It’s official.  Apple became the first company to hit a market capitalization of $3 trillion on Monday when their stock price topped out at $182.86 for a brief period. 

The company’s growth over the past few years is staggering.  Apple did not become a $1 trillion-dollar company until August 2, 2018.  One year later, they crossed the $2 trillion barrier on August 19, 2020. 

In 2021, Apple’s stop rose 34% as sales of iPhones and nearly all other products exceeded expectations. 

What’s fascinating to note is what this would have meant for the man synonymous with Apple, co-founder Steve Jobs, who died in 2011.
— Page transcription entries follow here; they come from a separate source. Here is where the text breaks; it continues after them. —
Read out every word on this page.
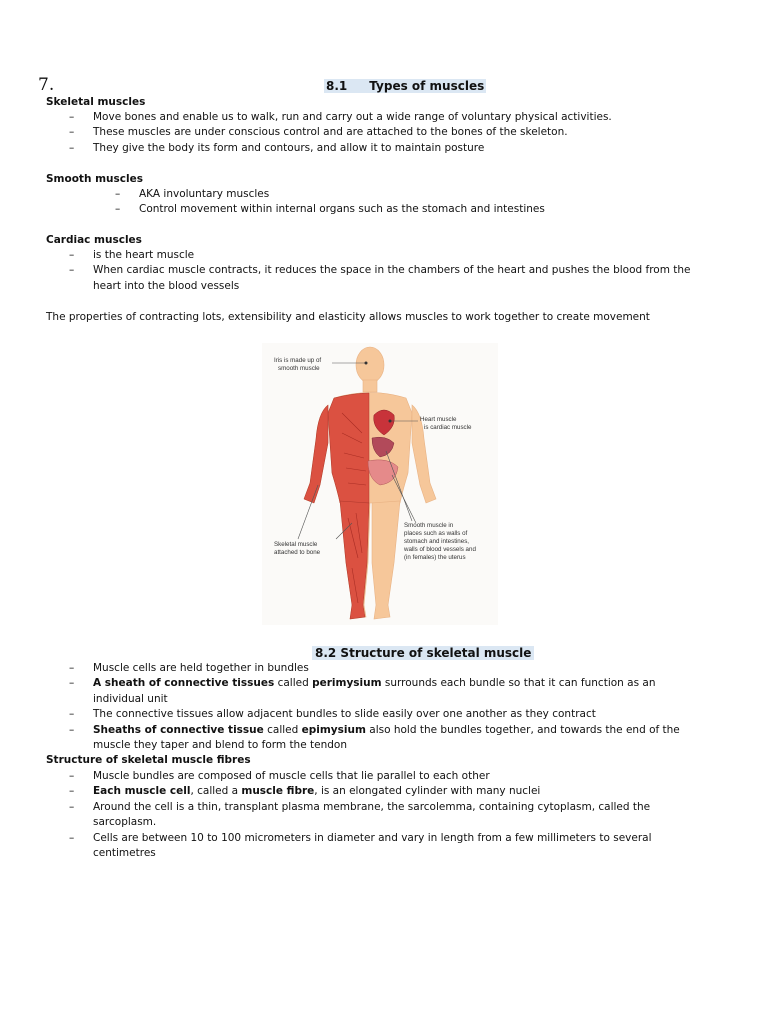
7.	8.1 Types of muscles
Skeletal muscles
– Move bones and enable us to walk, run and carry out a wide range of voluntary physical activities.
– These muscles are under conscious control and are attached to the bones of the skeleton.
– They give the body its form and contours, and allow it to maintain posture
Smooth muscles
– AKA involuntary muscles
– Control movement within internal organs such as the stomach and intestines
Cardiac muscles
– is the heart muscle
– When cardiac muscle contracts, it reduces the space in the chambers of the heart and pushes the blood from the heart into the blood vessels
The properties of contracting lots, extensibility and elasticity allows muscles to work together to create movement
Iris is made up of
smooth muscle
Heart muscle
is cardiac muscle
Skeletal muscle
attached to bone
Smooth muscle in
places such as walls of
stomach and intestines,
walls of blood vessels and
(in females) the uterus
8.2 Structure of skeletal muscle
– Muscle cells are held together in bundles
– A sheath of connective tissues called perimysium surrounds each bundle so that it can function as an individual unit
– The connective tissues allow adjacent bundles to slide easily over one another as they contract
– Sheaths of connective tissue called epimysium also hold the bundles together, and towards the end of the muscle they taper and blend to form the tendon
Structure of skeletal muscle fibres
– Muscle bundles are composed of muscle cells that lie parallel to each other
– Each muscle cell, called a muscle fibre, is an elongated cylinder with many nuclei
– Around the cell is a thin, transplant plasma membrane, the sarcolemma, containing cytoplasm, called the sarcoplasm.
– Cells are between 10 to 100 micrometers in diameter and vary in length from a few millimeters to several centimetres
Jobs was the face of Apple as much or more so than Mark Zuckerberg, Elon Musk, or Jeff Bezos are with their companies, but the difference is Jobs owned very little Apple stock at the time of his debt. 

When Jobs passed 11 years ago, the fortune he accumulated and passed onto his wife primarily came from his stake in Disney, which as of today, would be worth nearly $22 billion. 

 Jobs had acquired his Disney shares after he sold the animation company he founded called Pixar in 2006 to Disney. If things had played out a little differently, Jobs would have ended up the richest person in the world. 

When Apple went publish in 1980, he owned 11 percent of the company, but five years later, he was pushed out as CEO, and in anger, he sold off all but one of his shares of stock.  The only reason he held on to that one share is because it allowed him access to investor reports. 

If Jobs or his estate still owned 11 percent of Apple today, it would be worth roughly $330 billion.